Being sick for a long time does things to you. It puts thoughts into your head. I found myself thinking I was a lazy person. Was this really who I was, someone that sat on the couch all day and did nothing but play on the internet, watch trash TV, live in yoga pants and slowly gain weight? Was I fooling everyone with an act that I was always happy, healthy and active? I truly started to believe that was me- fat, lazy, and someone who needed to adjust their style of living to someone that needed disability insurance.
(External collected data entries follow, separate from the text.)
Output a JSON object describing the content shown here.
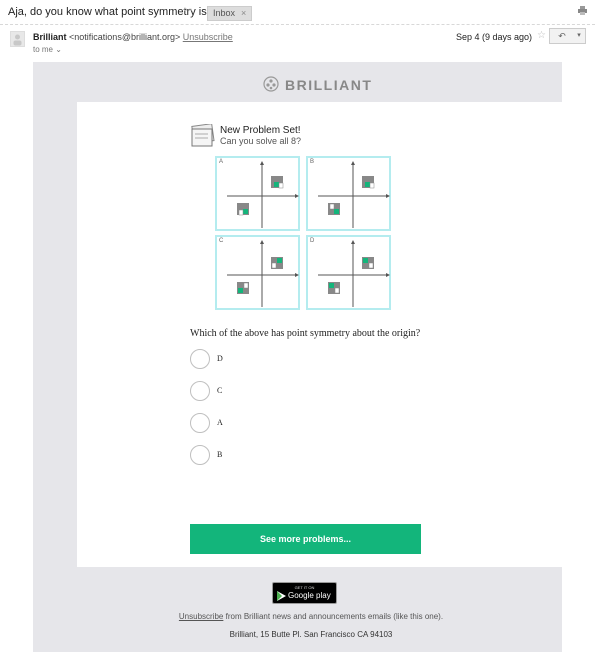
{
  "email": {
    "subject": "Aja, do you know what point symmetry is?",
    "label": "Inbox",
    "label_close": "×",
    "sender_name": "Brilliant",
    "sender_email": "<notifications@brilliant.org>",
    "unsubscribe": "Unsubscribe",
    "to": "to me",
    "date": "Sep 4 (9 days ago)",
    "reply_icon": "reply-icon",
    "more_icon": "chevron-down-icon"
  },
  "content": {
    "brand": "BRILLIANT",
    "problem_set_title": "New Problem Set!",
    "problem_set_subtitle": "Can you solve all 8?",
    "graphs": [
      {
        "label": "A"
      },
      {
        "label": "B"
      },
      {
        "label": "C"
      },
      {
        "label": "D"
      }
    ],
    "question": "Which of the above has point symmetry about the origin?",
    "options": [
      "D",
      "C",
      "A",
      "B"
    ],
    "cta": "See more problems..."
  },
  "footer": {
    "google_play_top": "GET IT ON",
    "google_play": "Google play",
    "unsubscribe": "Unsubscribe",
    "from_text": "from",
    "brand": "Brilliant",
    "rest_text": "news and announcements emails (like this one).",
    "address_brand": "Brilliant",
    "address": ", 15 Butte Pl. San Francisco CA 94103"
  },
  "colors": {
    "accent_green": "#13b57b",
    "graph_border": "#b4ecef",
    "email_bg": "#e6e6ea"
  }
}
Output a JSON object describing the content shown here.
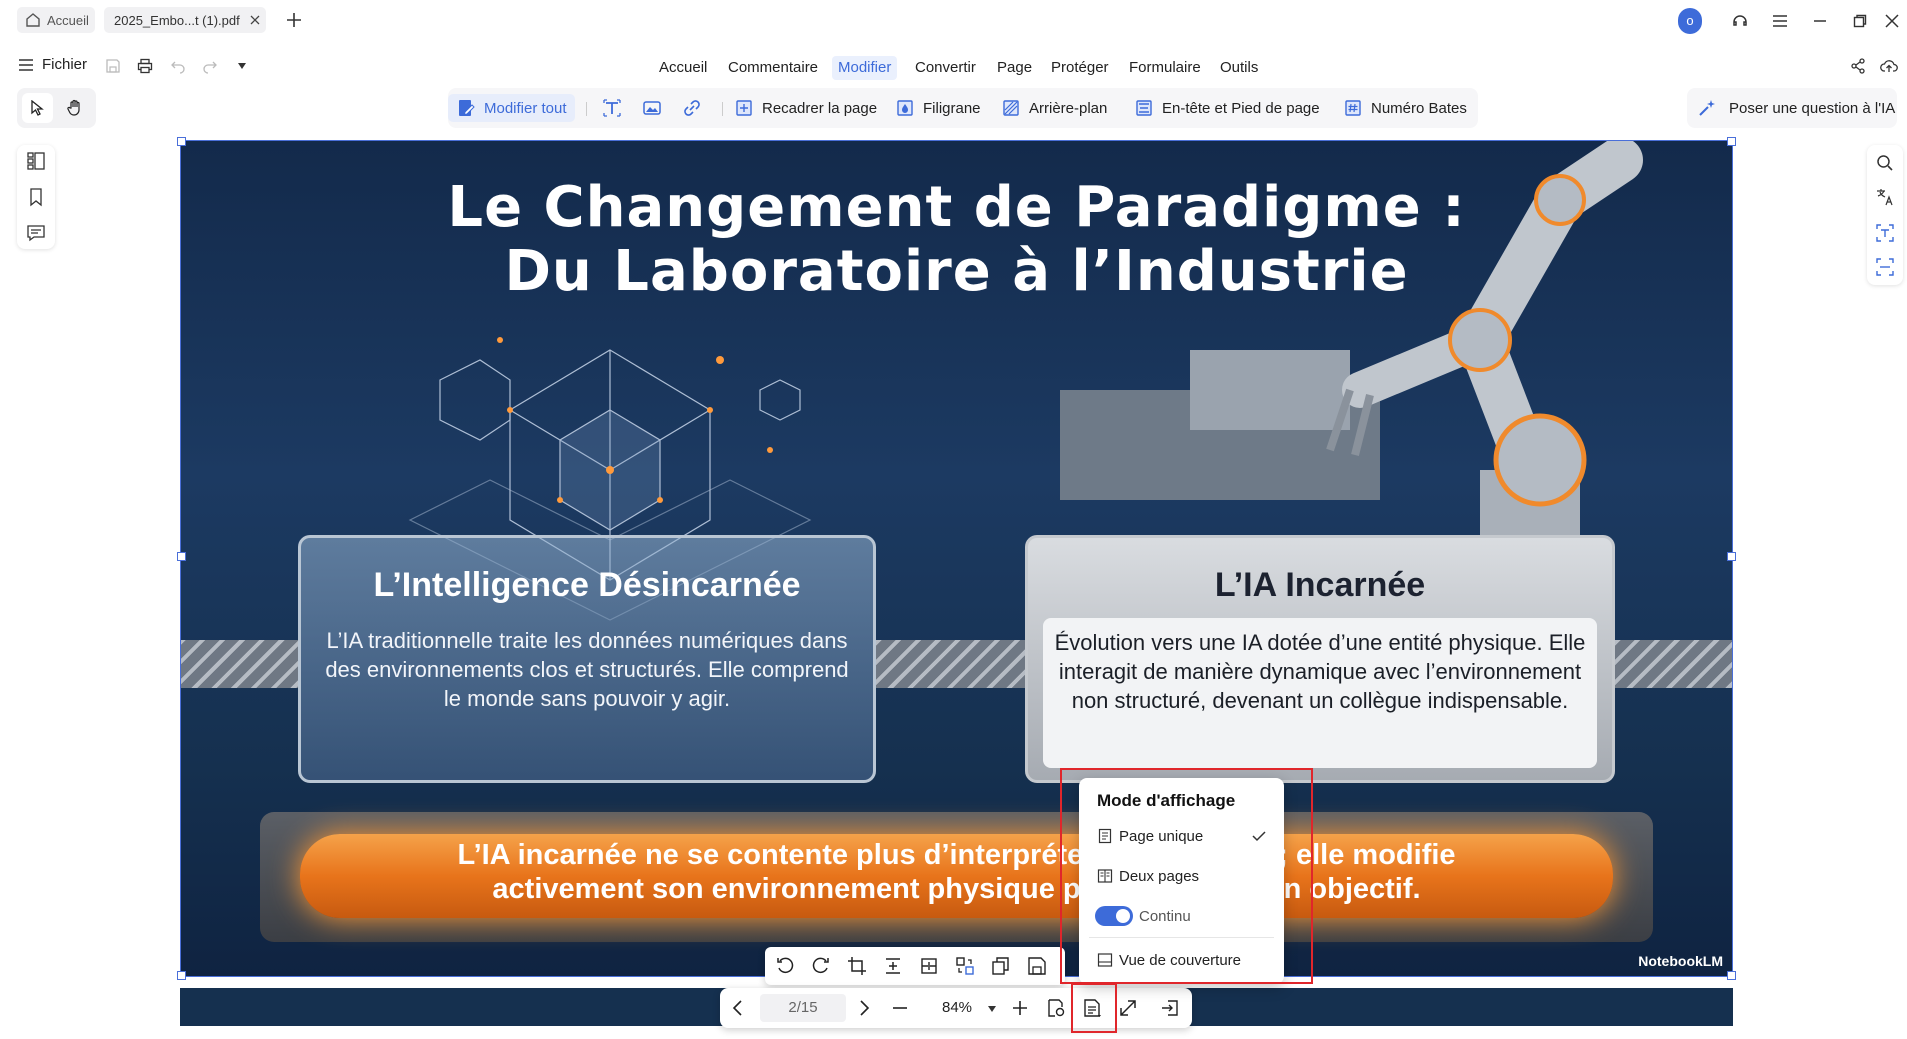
{
  "tabs": {
    "home_label": "Accueil",
    "doc_label": "2025_Embo...t (1).pdf"
  },
  "account": {
    "avatar_initial": "o"
  },
  "file_menu": {
    "label": "Fichier"
  },
  "main_menu": [
    "Accueil",
    "Commentaire",
    "Modifier",
    "Convertir",
    "Page",
    "Protéger",
    "Formulaire",
    "Outils"
  ],
  "active_menu": "Modifier",
  "toolbar": {
    "edit_all": "Modifier tout",
    "crop_page": "Recadrer la page",
    "watermark": "Filigrane",
    "background": "Arrière-plan",
    "header_footer": "En-tête et Pied de page",
    "bates": "Numéro Bates"
  },
  "ask_ai": "Poser une question à l'IA",
  "slide": {
    "title_line1": "Le Changement de Paradigme :",
    "title_line2": "Du Laboratoire à l’Industrie",
    "left_heading": "L’Intelligence Désincarnée",
    "left_body": "L’IA traditionnelle traite les données numériques dans des environnements clos et structurés. Elle comprend le monde sans pouvoir y agir.",
    "right_heading": "L’IA Incarnée",
    "right_body": "Évolution vers une IA dotée d’une entité physique. Elle interagit de manière dynamique avec l’environnement non structuré, devenant un collègue indispensable.",
    "banner_line1": "L’IA incarnée ne se contente plus d’interpréter les données ; elle modifie",
    "banner_line2": "activement son environnement physique pour atteindre un objectif.",
    "watermark_logo": "NotebookLM"
  },
  "nav": {
    "page_indicator": "2/15",
    "zoom_level": "84%"
  },
  "view_mode_popup": {
    "title": "Mode d'affichage",
    "single_page": "Page unique",
    "single_page_checked": true,
    "two_pages": "Deux pages",
    "continuous": "Continu",
    "continuous_on": true,
    "cover_view": "Vue de couverture"
  },
  "colors": {
    "accent": "#3d6bd9",
    "highlight_box": "#e0262b",
    "slide_bg": "#1c3a62",
    "banner_orange": "#e8741b"
  }
}
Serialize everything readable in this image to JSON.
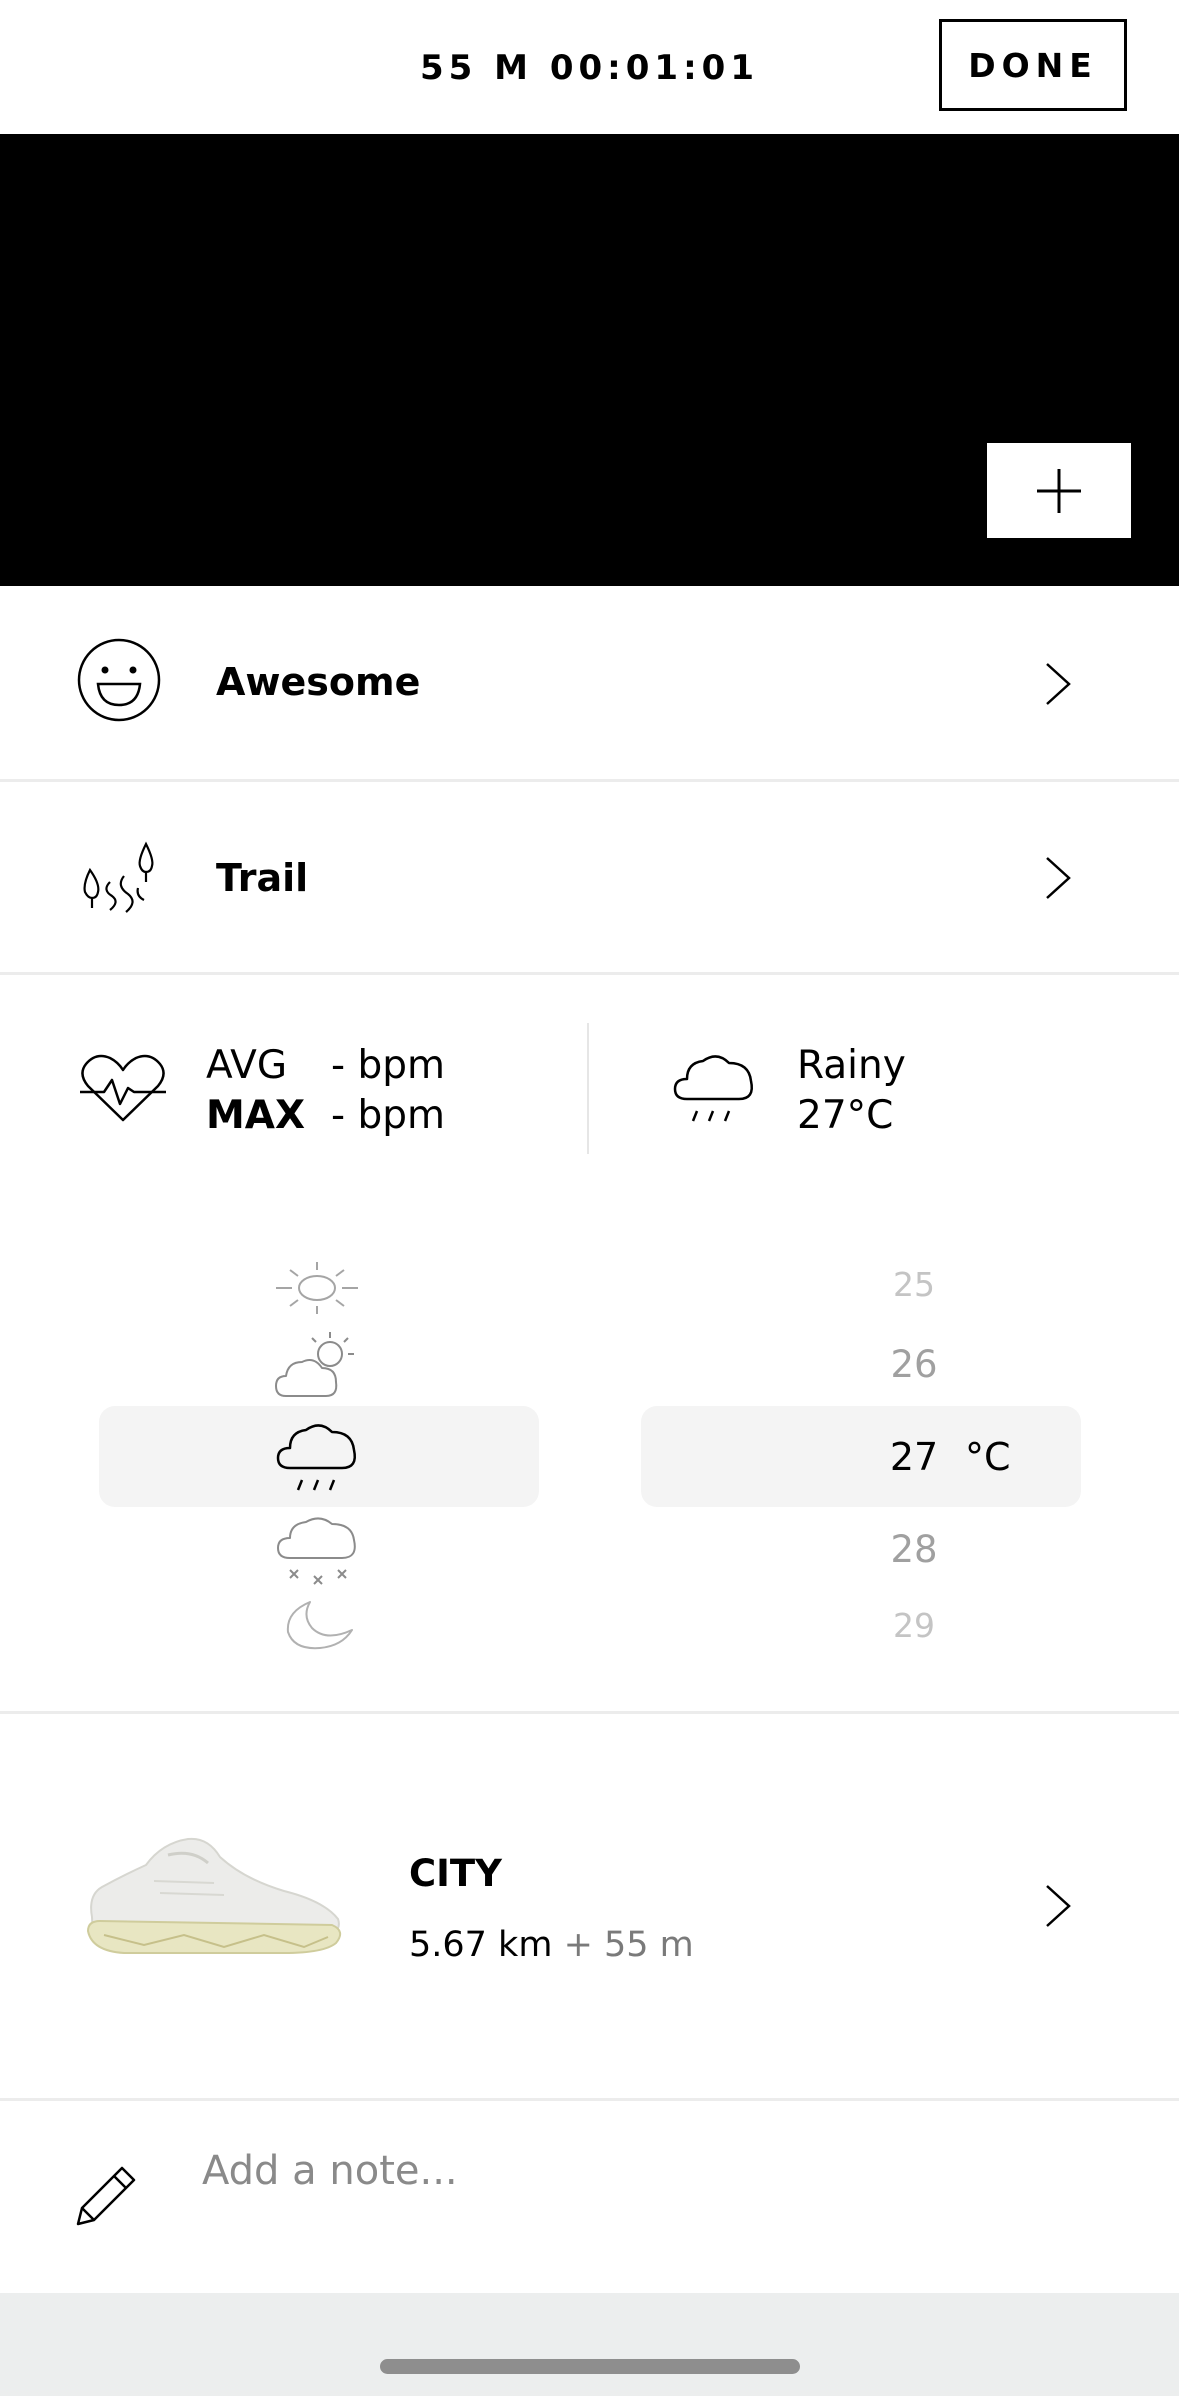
{
  "header": {
    "timer": "55 M 00:01:01",
    "done_label": "DONE"
  },
  "hero": {
    "add_icon": "plus-icon"
  },
  "mood": {
    "label": "Awesome",
    "icon": "smiley-icon"
  },
  "surface": {
    "label": "Trail",
    "icon": "trail-icon"
  },
  "heart_rate": {
    "avg_label": "AVG",
    "avg_value": "- bpm",
    "max_label": "MAX",
    "max_value": "- bpm"
  },
  "weather": {
    "condition": "Rainy",
    "temperature": "27°C",
    "picker_icons": [
      "sun-icon",
      "partly-cloudy-icon",
      "rain-cloud-icon",
      "snow-cloud-icon",
      "moon-icon"
    ],
    "selected_icon": "rain-cloud-icon",
    "temp_options": [
      "25",
      "26",
      "27",
      "28",
      "29"
    ],
    "selected_temp": "27",
    "unit": "°C"
  },
  "shoe": {
    "name": "CITY",
    "distance": "5.67 km",
    "extra": "+ 55 m"
  },
  "note": {
    "placeholder": "Add a note..."
  }
}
Finally the day of my appointment was here. I showed up with my shiny new Medicaid card in hand, ready to get some answers. So what did I find out? Nothing good, nothing good at all. My sinuses were 99.9% blocked and I have nasal polyps, something that has no cure. What the FUCK? No, really, what the FUCK does all this mean and what can be done about it. The good news was I was in the right place with the right doctor. The plan? Surgery and meds. Story of my life, it seems. I was basically going to have my sinus passages sucked clean and widened as much as possible. More thoughts went running though my snot filled head. Would this really fix the problem and if so, for how long? Would I be able to ride my bike again? Workout ever? Smell, oh and maybe breathe like a normal person again? The doctors answer? More than likely yes, but maybe not. What? Maybe? Maybe? Guess that was better than nothing, right? So I weighed my choices- breathing or not- I went for the breathing/surgery option and hoped it would work.
In March of 2014 I had surgery 1- yep #1. When I came out of the anesthesia, mom was waiting for me, with the good/bad news. Good news, the doc got most everything and could reduce the size of the polyps. The bad news- I have super small sinus cavities and he could only do so much with making them bigger and he could not get to my frontal sinus lobe because of a malfunction with the equipment so I would need another surgery. Yep, that is right, another surgery.
The doc said to heal for about a month, see what changed and then we would schedule the next surgery. In the month between the two I was opened to a whole new world. I could smell again, I could walk up stairs and life was going back to normal. April rolled around and surgery #2 to clean it all out. Success was right around the corner- that is what I was betting on anyway. Stay positive right?
#2 was a success and I was still breathing. My follow up appointments were all going well- except for one thing, I was told I had to be on Prednisone the rest of my life. The horrible, awful life saving wonderful drug that makes you a crazy person. So I traded lazy, non-smelling, non-tasting and barley breathing Christine for a crazy, breathing, active one. Not a bad trade, right?
It has been 6 months post-surgery and I would love to sit here and tell you that it worked 100% but that is not the truth. I have great days, good days and shitty days. Days where I can ride 20 miles and not look back and days where I get short of breath looking at my bike. Most of the time I smell and taste, but there are still the ones that I wake up and smell nothing.
So this is my life now, I still stay positive about it, most of the time. I am making life changes and trying to figure it all out. For the most part I take it one day at a time and live life the best I can.